Il suo nome è Dario, ma questo è già di per sé stesso un nome di pura invenzione: Dario ha grandi occhi sinceri, capelli chiari e un viso dolce e nasce in una famiglia afflitta da gravi problemi economici.
Per questo principalmente era stato affidato dai servizi sociali di Mirandola ad un’altra famiglia della zona, alla quale lui si affeziona velocemente, pur facendo visita frequentemente alla sua famiglia di origine.
Dopo aver trascorso una giornata con la sua mamma naturale, un giorno tornò a casa un po’ triste e pensieroso e bastò quello agli assistenti sociali e alla prima madre adottiva di Dario per pensare e ipotizzare che il bambino potesse essere stato vittima di abusi in famiglia.
Da lì si aprirono i colloqui con gli assistenti sociali, con la psicologa Valeria Donati: 8 ore di colloqui con un bambino di 7 anni, che come ha rivelato in esclusiva il principale protagonista il cui vero nome non è Dario, ma Davide al quotidiano Repubblica:
“La psicologa e gli assistenti sociali mi martellavano fino a quando non dicevo quello che volevano sentirsi dire. Io avevo anche paura che, se non li avessi accontentati, sarei stato abbandonato dalla mia nuova famiglia, e così inventai. Inventai tutto. Abusi e cimiteri, violenze e riti satanici. Ora ho trovato finalmente il coraggio di dire la verità”.
Le altre vittime
Dario dunque comincia a tirare fuori nomi di bambini, suoi compagni durante lo svolgimento di questi rituali notturni, svolti nei cimiteri sotto la guida dei loro genitori e di un prete molto conosciuto, amato e rispettato di Massa Finalese.

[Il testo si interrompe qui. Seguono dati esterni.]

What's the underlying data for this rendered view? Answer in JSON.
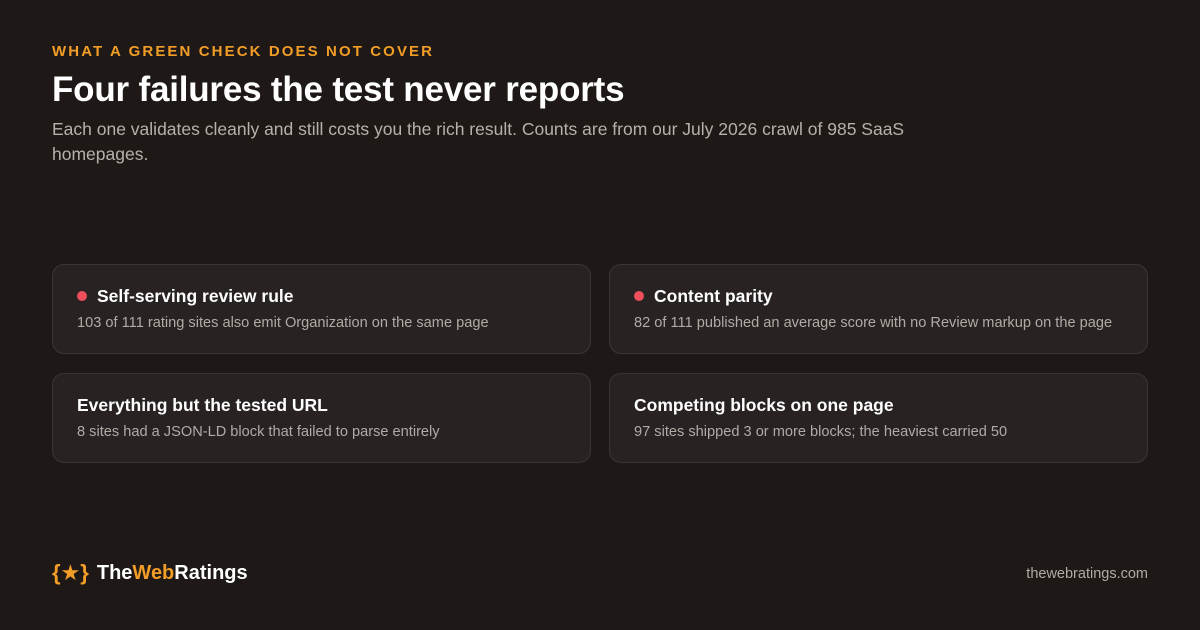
{
  "header": {
    "eyebrow": "WHAT A GREEN CHECK DOES NOT COVER",
    "title": "Four failures the test never reports",
    "subtitle": "Each one validates cleanly and still costs you the rich result. Counts are from our July 2026 crawl of 985 SaaS homepages."
  },
  "cards": [
    {
      "title": "Self-serving review rule",
      "description": "103 of 111 rating sites also emit Organization on the same page",
      "flagged": true
    },
    {
      "title": "Content parity",
      "description": "82 of 111 published an average score with no Review markup on the page",
      "flagged": true
    },
    {
      "title": "Everything but the tested URL",
      "description": "8 sites had a JSON-LD block that failed to parse entirely",
      "flagged": false
    },
    {
      "title": "Competing blocks on one page",
      "description": "97 sites shipped 3 or more blocks; the heaviest carried 50",
      "flagged": false
    }
  ],
  "footer": {
    "brand_icon": "{★}",
    "brand_part1": "The",
    "brand_part2": "Web",
    "brand_part3": "Ratings",
    "url": "thewebratings.com"
  },
  "colors": {
    "background": "#1e1917",
    "accent": "#f29d27",
    "flag": "#ef4f5a",
    "card": "#282322"
  }
}
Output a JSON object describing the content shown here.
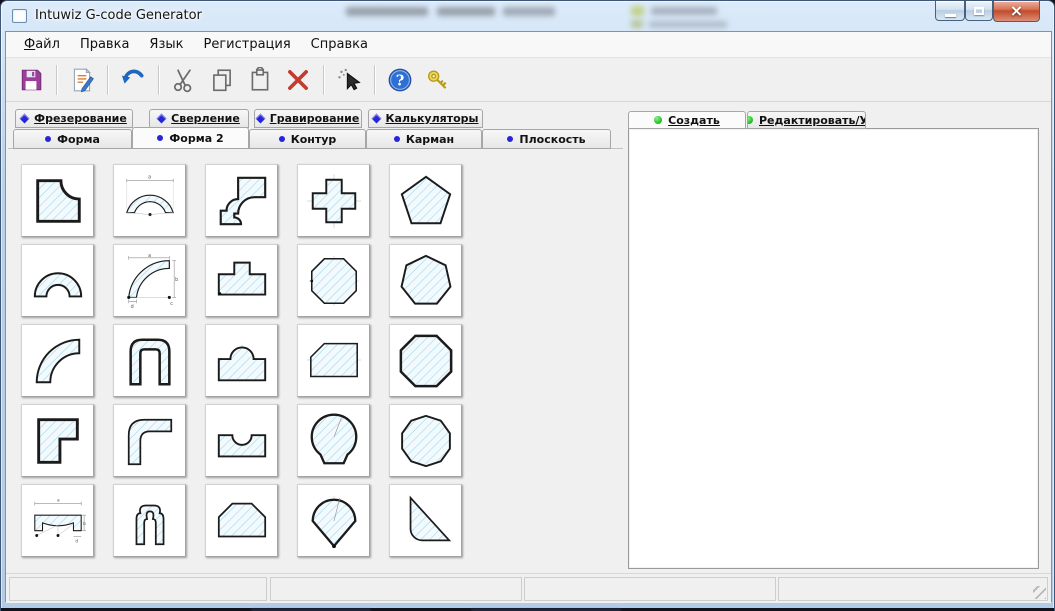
{
  "window": {
    "title": "Intuwiz G-code Generator",
    "controls": [
      {
        "name": "minimize"
      },
      {
        "name": "maximize"
      },
      {
        "name": "close"
      }
    ]
  },
  "menu_bar": {
    "items": [
      {
        "name": "file",
        "label": "Файл",
        "underline_first": true
      },
      {
        "name": "edit",
        "label": "Правка"
      },
      {
        "name": "language",
        "label": "Язык"
      },
      {
        "name": "registration",
        "label": "Регистрация"
      },
      {
        "name": "help",
        "label": "Справка"
      }
    ]
  },
  "toolbar": {
    "buttons": [
      {
        "name": "save",
        "icon": "floppy-disk-icon"
      },
      {
        "name": "edit-document",
        "icon": "edit-document-icon"
      },
      {
        "name": "undo",
        "icon": "undo-arrow-icon"
      },
      {
        "name": "cut",
        "icon": "scissors-icon"
      },
      {
        "name": "copy",
        "icon": "copy-pages-icon"
      },
      {
        "name": "paste",
        "icon": "clipboard-icon"
      },
      {
        "name": "delete",
        "icon": "delete-x-icon"
      },
      {
        "name": "select-tool",
        "icon": "magic-pointer-icon"
      },
      {
        "name": "help",
        "icon": "help-circle-icon"
      },
      {
        "name": "license-key",
        "icon": "key-icon"
      }
    ],
    "separators_after": [
      "save",
      "edit-document",
      "undo",
      "delete",
      "select-tool"
    ]
  },
  "operation_tabs": [
    {
      "name": "frezerovanie",
      "label": "Фрезерование"
    },
    {
      "name": "sverlenie",
      "label": "Сверление"
    },
    {
      "name": "gravirovanie",
      "label": "Гравирование"
    },
    {
      "name": "kalkulyatory",
      "label": "Калькуляторы"
    }
  ],
  "shape_tabs": [
    {
      "name": "forma",
      "label": "Форма"
    },
    {
      "name": "forma-2",
      "label": "Форма 2",
      "active": true
    },
    {
      "name": "kontur",
      "label": "Контур"
    },
    {
      "name": "karman",
      "label": "Карман"
    },
    {
      "name": "ploskost",
      "label": "Плоскость"
    }
  ],
  "right_tabs": [
    {
      "name": "sozdat",
      "label": "Создать",
      "active": true
    },
    {
      "name": "redaktirovat",
      "label": "Редактировать/У"
    }
  ],
  "shape_gallery": [
    {
      "name": "rect-concave-corner"
    },
    {
      "name": "arch-bridge"
    },
    {
      "name": "stepped-corner"
    },
    {
      "name": "cross-plus"
    },
    {
      "name": "pentagon"
    },
    {
      "name": "half-ring"
    },
    {
      "name": "curved-wedge"
    },
    {
      "name": "t-shape"
    },
    {
      "name": "octagon-crosshair"
    },
    {
      "name": "heptagon"
    },
    {
      "name": "quarter-ring-blade"
    },
    {
      "name": "u-channel"
    },
    {
      "name": "rect-dome-top"
    },
    {
      "name": "rect-chamfer-corner"
    },
    {
      "name": "octagon"
    },
    {
      "name": "l-block"
    },
    {
      "name": "elbow-bend"
    },
    {
      "name": "rect-semicircle-notch"
    },
    {
      "name": "balloon-flat-bottom"
    },
    {
      "name": "decagon"
    },
    {
      "name": "lintel-arch"
    },
    {
      "name": "portal-arch"
    },
    {
      "name": "flat-hexagon"
    },
    {
      "name": "fan-point-bottom"
    },
    {
      "name": "right-triangle-fillet"
    }
  ],
  "status_bar": {
    "panels": [
      "",
      "",
      "",
      ""
    ]
  },
  "colors": {
    "accent_blue": "#2626d8",
    "accent_green": "#28c32c",
    "hatch_blue": "#96d2e8",
    "shape_outline": "#1b1b1b",
    "close_red": "#c24b2c",
    "save_purple": "#9c3f9c"
  }
}
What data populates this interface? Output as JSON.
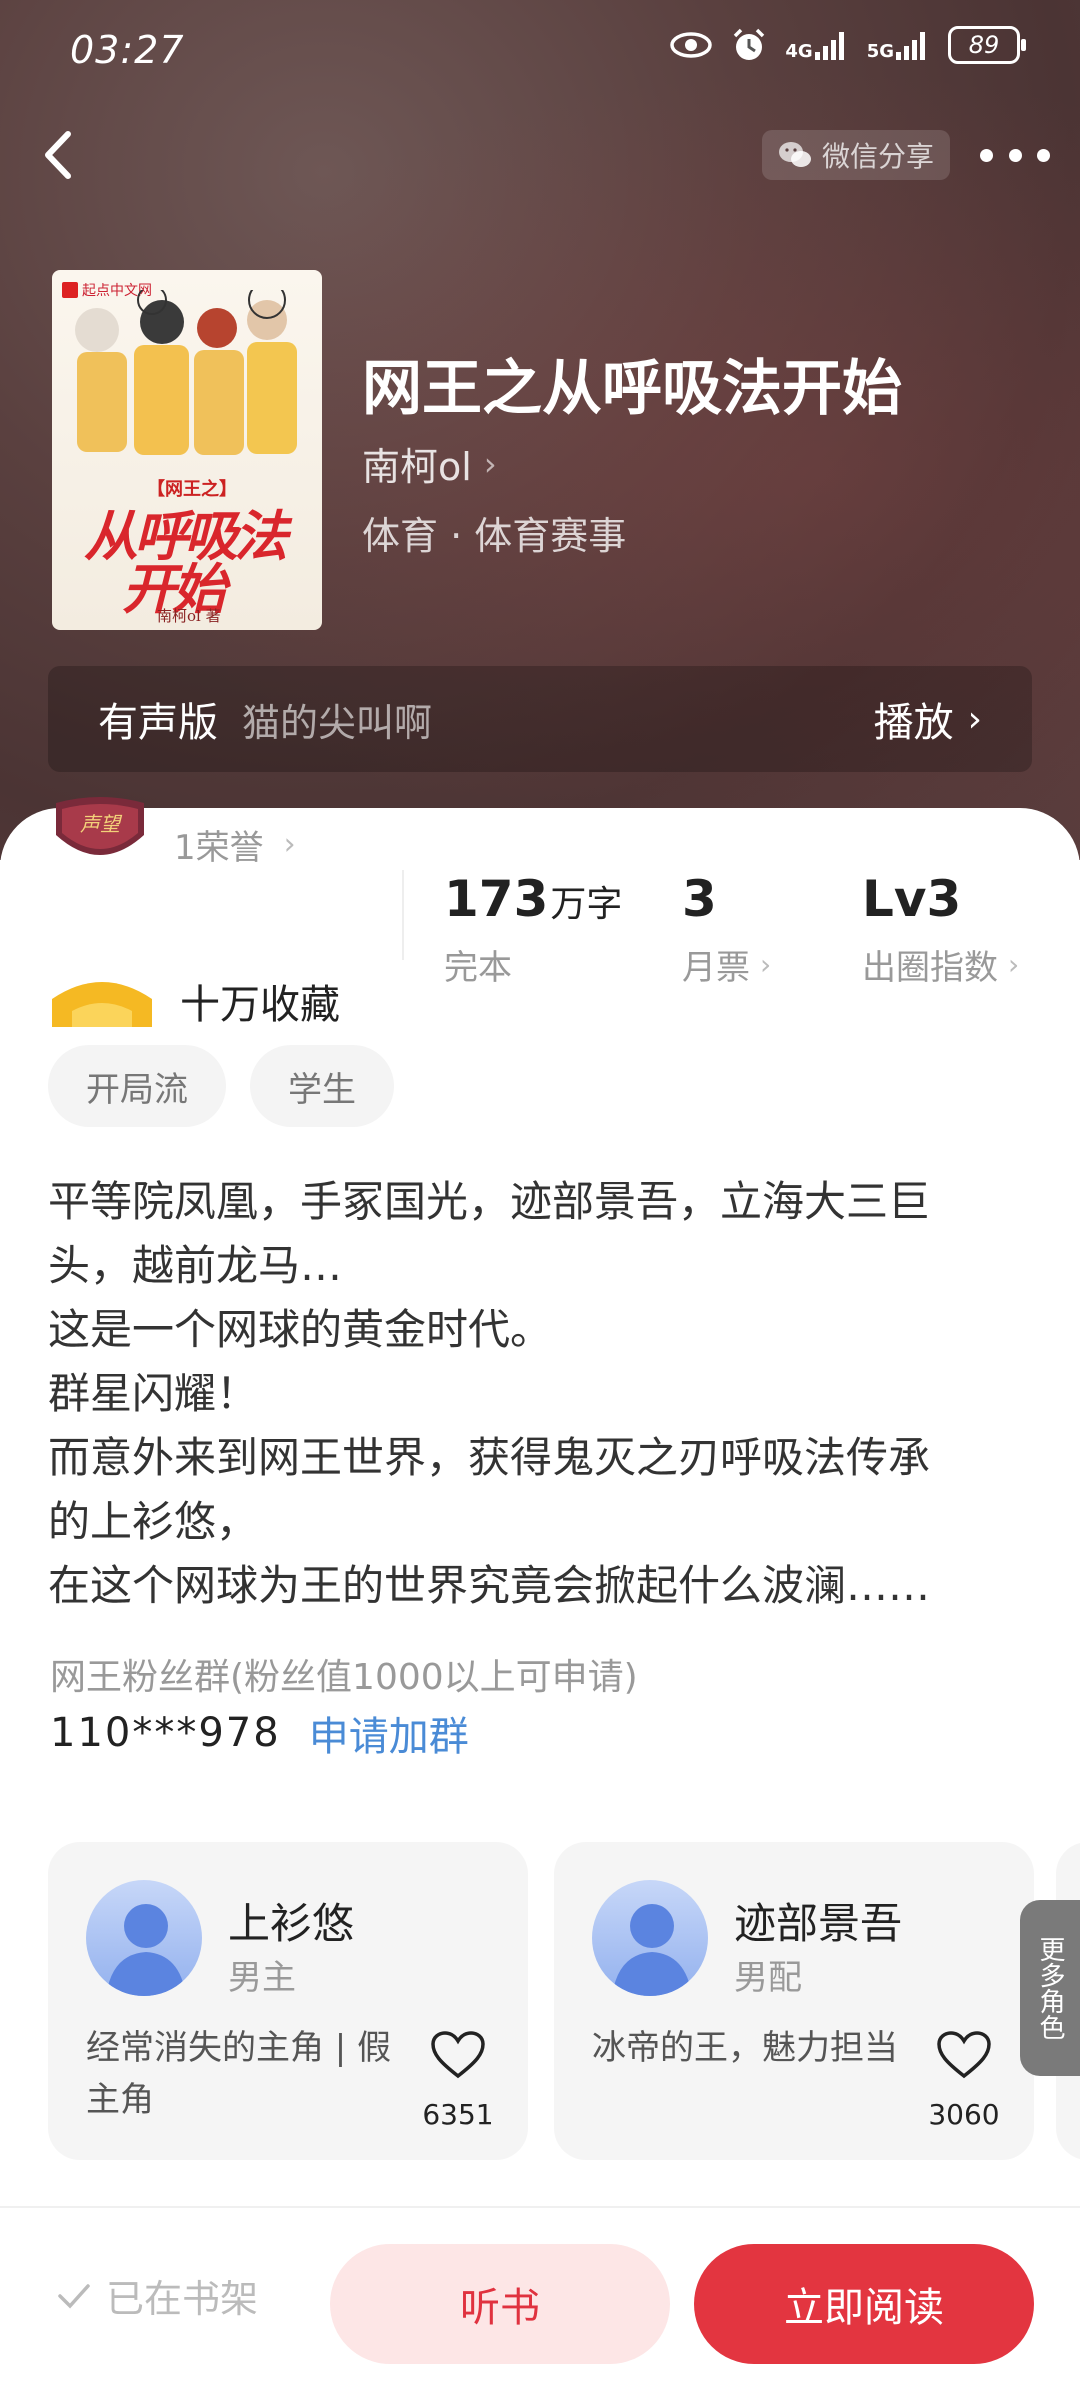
{
  "status_bar": {
    "time": "03:27",
    "battery": "89",
    "network_1": "4G",
    "network_2": "5G"
  },
  "header": {
    "share_label": "微信分享"
  },
  "book": {
    "cover": {
      "brand": "起点中文网",
      "subtitle": "【网王之】",
      "title_line1": "从呼吸法",
      "title_line2": "开始",
      "author": "南柯ol 著"
    },
    "title": "网王之从呼吸法开始",
    "author": "南柯ol",
    "genre": "体育 · 体育赛事"
  },
  "audio": {
    "label": "有声版",
    "narrator": "猫的尖叫啊",
    "play_label": "播放"
  },
  "honor": {
    "badge_text": "声望",
    "text": "1荣誉"
  },
  "stats": [
    {
      "value": "173",
      "unit": "万字",
      "label": "完本"
    },
    {
      "value": "3",
      "unit": "",
      "label": "月票"
    },
    {
      "value": "Lv3",
      "unit": "",
      "label": "出圈指数"
    }
  ],
  "favorites": "十万收藏",
  "tags": [
    "开局流",
    "学生"
  ],
  "description": "平等院凤凰，手冢国光，迹部景吾，立海大三巨\n头，越前龙马…\n这是一个网球的黄金时代。\n群星闪耀！\n而意外来到网王世界，获得鬼灭之刃呼吸法传承\n的上衫悠，\n在这个网球为王的世界究竟会掀起什么波澜……",
  "fan_group": {
    "label": "网王粉丝群(粉丝值1000以上可申请)",
    "number": "110***978",
    "apply_label": "申请加群"
  },
  "roles": [
    {
      "name": "上衫悠",
      "type": "男主",
      "desc": "经常消失的主角 | 假主角",
      "likes": "6351"
    },
    {
      "name": "迹部景吾",
      "type": "男配",
      "desc": "冰帝的王，魅力担当",
      "likes": "3060"
    }
  ],
  "more_roles": "更多角色",
  "bottom": {
    "shelf_label": "已在书架",
    "listen_label": "听书",
    "read_label": "立即阅读"
  },
  "colors": {
    "accent": "#e33540",
    "link": "#4a8bd6",
    "listen_bg": "#fde6e6"
  }
}
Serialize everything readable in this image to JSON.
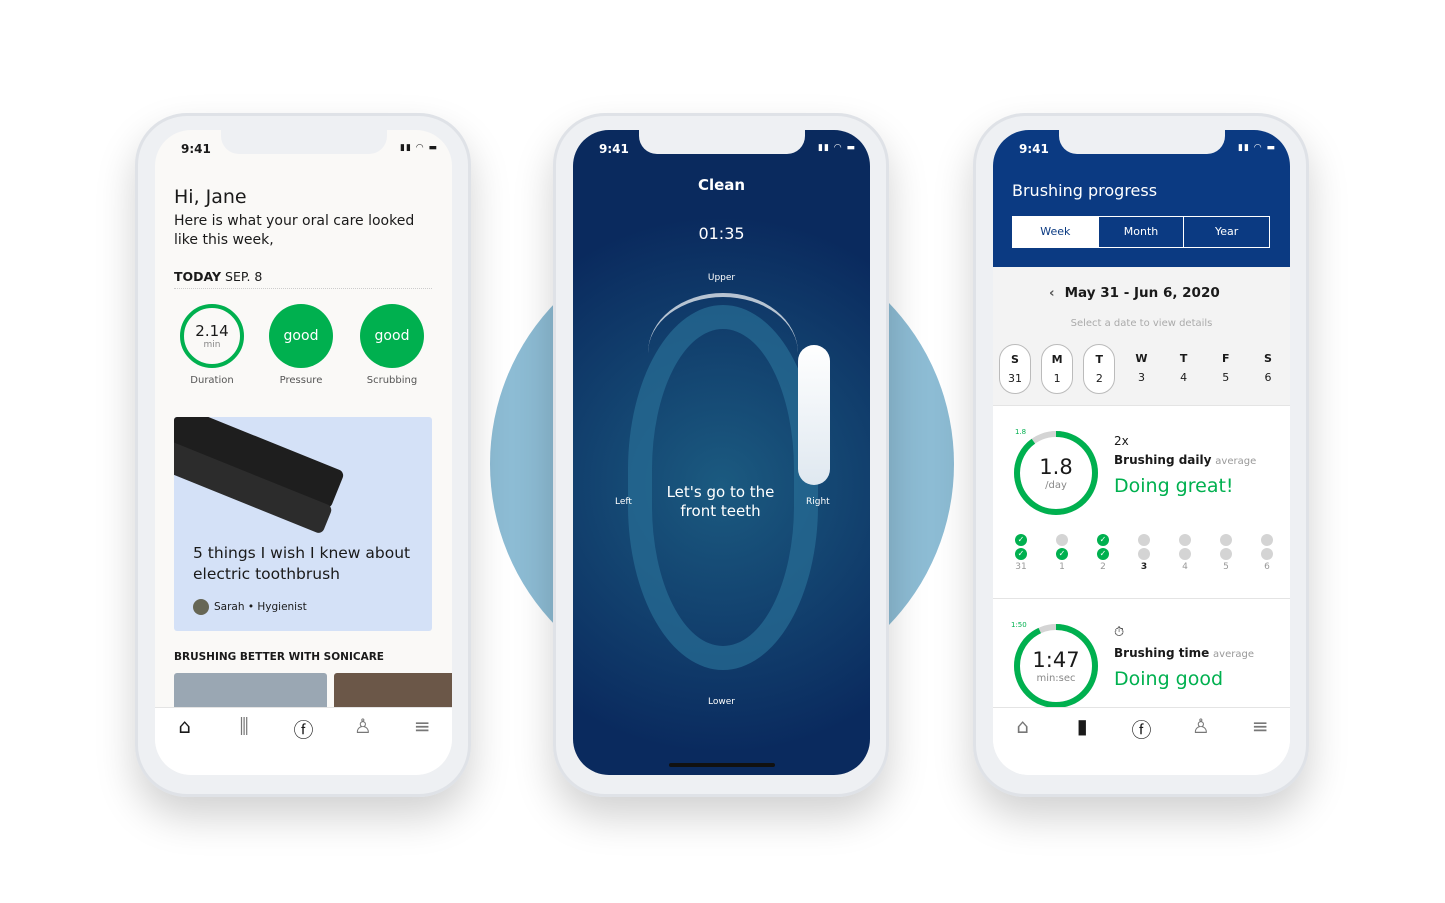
{
  "status": {
    "time": "9:41"
  },
  "home": {
    "greeting": "Hi, Jane",
    "subtitle": "Here is what your oral care looked like this week,",
    "today_label": "TODAY",
    "today_date": "SEP. 8",
    "metrics": [
      {
        "value": "2.14",
        "unit": "min",
        "label": "Duration"
      },
      {
        "value": "good",
        "label": "Pressure"
      },
      {
        "value": "good",
        "label": "Scrubbing"
      }
    ],
    "article": {
      "title": "5 things I wish I knew about electric toothbrush",
      "author": "Sarah • Hygienist"
    },
    "section_title": "BRUSHING BETTER WITH SONICARE"
  },
  "clean": {
    "title": "Clean",
    "timer": "01:35",
    "upper": "Upper",
    "lower": "Lower",
    "left": "Left",
    "right": "Right",
    "instruction": "Let's go to the front teeth"
  },
  "progress": {
    "title": "Brushing progress",
    "tabs": [
      "Week",
      "Month",
      "Year"
    ],
    "active_tab": "Week",
    "range": "May 31 - Jun 6, 2020",
    "hint": "Select a date to view details",
    "days": [
      {
        "d": "S",
        "n": "31"
      },
      {
        "d": "M",
        "n": "1"
      },
      {
        "d": "T",
        "n": "2"
      },
      {
        "d": "W",
        "n": "3"
      },
      {
        "d": "T",
        "n": "4"
      },
      {
        "d": "F",
        "n": "5"
      },
      {
        "d": "S",
        "n": "6"
      }
    ],
    "daily": {
      "goal_mark": "1.8",
      "value": "1.8",
      "unit": "/day",
      "count": "2x",
      "label": "Brushing daily",
      "qualifier": "average",
      "verdict": "Doing great!",
      "fraction": 0.9,
      "checks": [
        [
          true,
          true
        ],
        [
          false,
          true
        ],
        [
          true,
          true
        ],
        [
          false,
          false
        ],
        [
          false,
          false
        ],
        [
          false,
          false
        ],
        [
          false,
          false
        ]
      ]
    },
    "time": {
      "goal_mark": "1:50",
      "value": "1:47",
      "unit": "min:sec",
      "label": "Brushing time",
      "qualifier": "average",
      "verdict": "Doing good",
      "fraction": 0.93
    }
  },
  "colors": {
    "green": "#00b04f",
    "navy": "#0b3a82",
    "circle": "#8dbcd4"
  }
}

Saranno proprio quei bambini che spaventati e privati delle loro mamme e dei loro papà, cominceranno a raccontare agli psicologi e agli assistenti sociali alcuni dei più spaventosi racconti dell’orrore, andando a coinvolgere zii, genitori, fratelli, cugini e anche semplici conoscenti come possono essere i più classici degli amici di famiglia.
Nessuno ha visto nulla, in un paese così piccolo in cui si conoscono tutti? Nessuno ha sentito i rumori, le urla o i pianti di bambini piccoli, costretti in alcune bare e chiusi lì dentro per tempi prolungati? Nessuno ha visto bambini sporchi di sangue di gatto, lo stesso gatto che alcuni di loro hanno rivelato di essere stati costretti a uccidere?
Mentre le domande si accavallano e partono i due processi, che porteranno alla condanna di molti genitori, madri e padri, al suicidio di una madre che non poteva più reggere la pubblica umiliazione, queste famiglie vengono sempre più spezzate, alla fine per sempre e quei bambini nel frattempo sono cresciuti, sono diventati adolescenti, poi ragazzi e infine adulti.
Alla fine alcuni di loro hanno deciso di riaprire questo doloroso capitolo delle loro vite, che rimarranno per sempre rotte e scalfite da un evento doloroso, ma affrontando quella che era la verità sepolta dentro di loro. Così ha fatto Dario/Davide, così hanno fatto molti loro: questo è il resoconto di Pablo Trincia, che entra nella pelle e che rimane lì per sempre.